Second, increased snow-loading on trees may have led to a higher incidence of crown injury and bole breakage, creating canopy gaps in the forest which would allow for shade-intolerant and slow growing yellow-cedar to establish. Finally, yellow-cedar’s seeds are relatively heavy compared to sympatric conifers, with no known animal dispersers; seeds may blow across the snowpack during stormy periods as their primary means of medium to long distance dispersal. Continued research is required to determine the exact mechanisms for broad recruitment failure at the leading range edge.
Whatever the reasons may be for the current lull in yellow-cedar dispersal at the leading range edge, this long-lived, slow-growing tree does not appear to be migrating in response to climate change. In fact, the past century of climate warming and reduced snow regime may contribute to a reduction in the natural migration capacity of yellow-cedar.
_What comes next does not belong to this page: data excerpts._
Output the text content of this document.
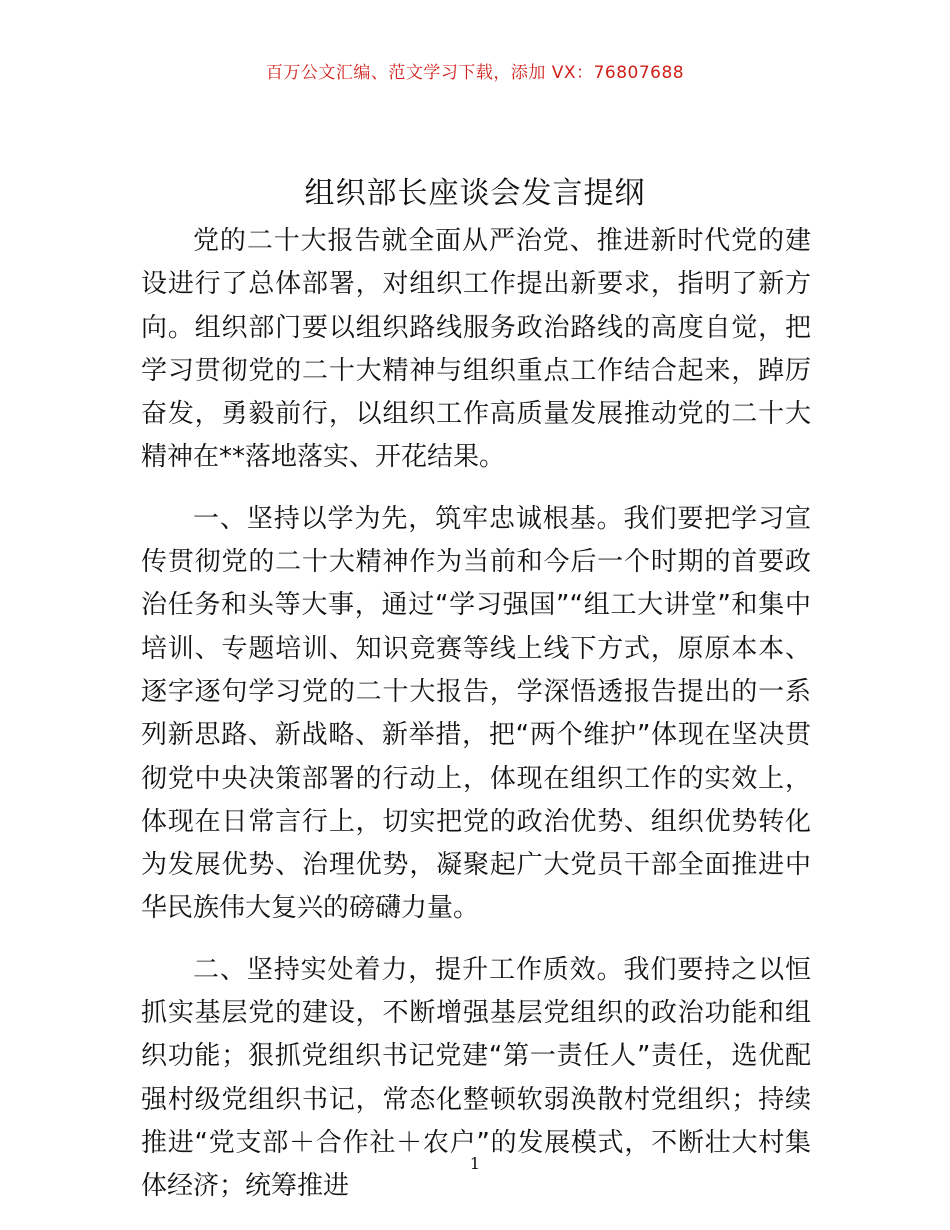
百万公文汇编、范文学习下载，添加 VX：76807688
组织部长座谈会发言提纲

党的二十大报告就全面从严治党、推进新时代党的建设进行了总体部署，对组织工作提出新要求，指明了新方向。组织部门要以组织路线服务政治路线的高度自觉，把学习贯彻党的二十大精神与组织重点工作结合起来，踔厉奋发，勇毅前行，以组织工作高质量发展推动党的二十大精神在**落地落实、开花结果。

一、坚持以学为先，筑牢忠诚根基。我们要把学习宣传贯彻党的二十大精神作为当前和今后一个时期的首要政治任务和头等大事，通过“学习强国”“组工大讲堂”和集中培训、专题培训、知识竞赛等线上线下方式，原原本本、逐字逐句学习党的二十大报告，学深悟透报告提出的一系列新思路、新战略、新举措，把“两个维护”体现在坚决贯彻党中央决策部署的行动上，体现在组织工作的实效上，体现在日常言行上，切实把党的政治优势、组织优势转化为发展优势、治理优势，凝聚起广大党员干部全面推进中华民族伟大复兴的磅礴力量。

二、坚持实处着力，提升工作质效。我们要持之以恒抓实基层党的建设，不断增强基层党组织的政治功能和组织功能；狠抓党组织书记党建“第一责任人”责任，选优配强村级党组织书记，常态化整顿软弱涣散村党组织；持续推进“党支部＋合作社＋农户”的发展模式，不断壮大村集体经济；统筹推进

1
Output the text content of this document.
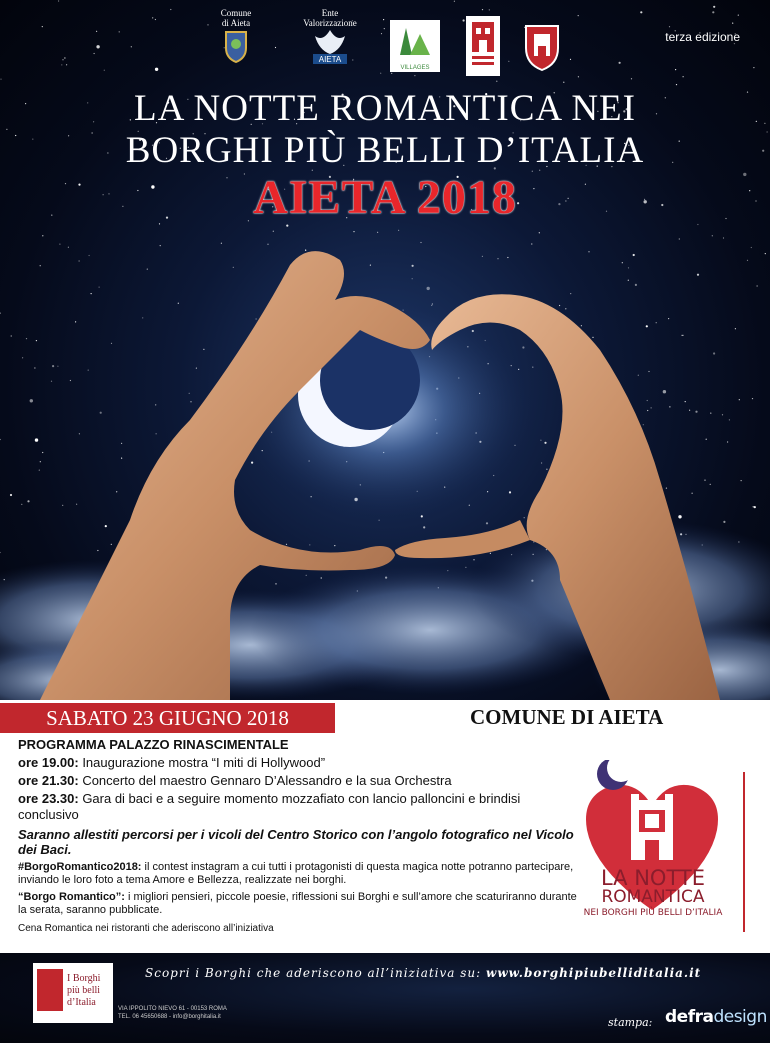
Comune
di Aieta
Ente
Valorizzazione
AIETA
VILLAGES
terza edizione
LA NOTTE ROMANTICA NEI
BORGHI PIÙ BELLI D’ITALIA
AIETA 2018
SABATO 23 GIUGNO 2018	COMUNE DI AIETA
PROGRAMMA PALAZZO RINASCIMENTALE
ore 19.00: Inaugurazione mostra “I miti di Hollywood”
ore 21.30: Concerto del maestro Gennaro D’Alessandro e la sua Orchestra
ore 23.30: Gara di baci e a seguire momento mozzafiato con lancio palloncini e brindisi conclusivo
Saranno allestiti percorsi per i vicoli del Centro Storico con l’angolo fotografico nel Vicolo dei Baci.
#BorgoRomantico2018: il contest instagram a cui tutti i protagonisti di questa magica notte potranno partecipare, inviando le loro foto a tema Amore e Bellezza, realizzate nei borghi.
“Borgo Romantico”: i migliori pensieri, piccole poesie, riflessioni sui Borghi e sull’amore che scaturiranno durante la serata, saranno pubblicate.
Cena Romantica nei ristoranti che aderiscono all’iniziativa
LA NOTTE
ROMANTICA
NEI BORGHI PIÙ BELLI D’ITALIA
I Borghi
più belli
d’Italia
Scopri i Borghi che aderiscono all’iniziativa su: www.borghipiubelliditalia.it
VIA IPPOLITO NIEVO 61 - 00153 ROMA
TEL. 06 45650688 - info@borghitalia.it	stampa: defradesign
When planning for the conservation of this high value tree, and other species facing climate-related range reductions, we need to understand the mechanisms that control dispersal to new habitats – even if climatic envelopes become favourable for adult growth, will seedlings be able to reach those areas and compete within existing plant communities? Taking a long-range view of dispersal, which encompasses variable climatic, landscape conditions, and species assemblages through time, is necessary to understand how the species on which we depend move across the landscape.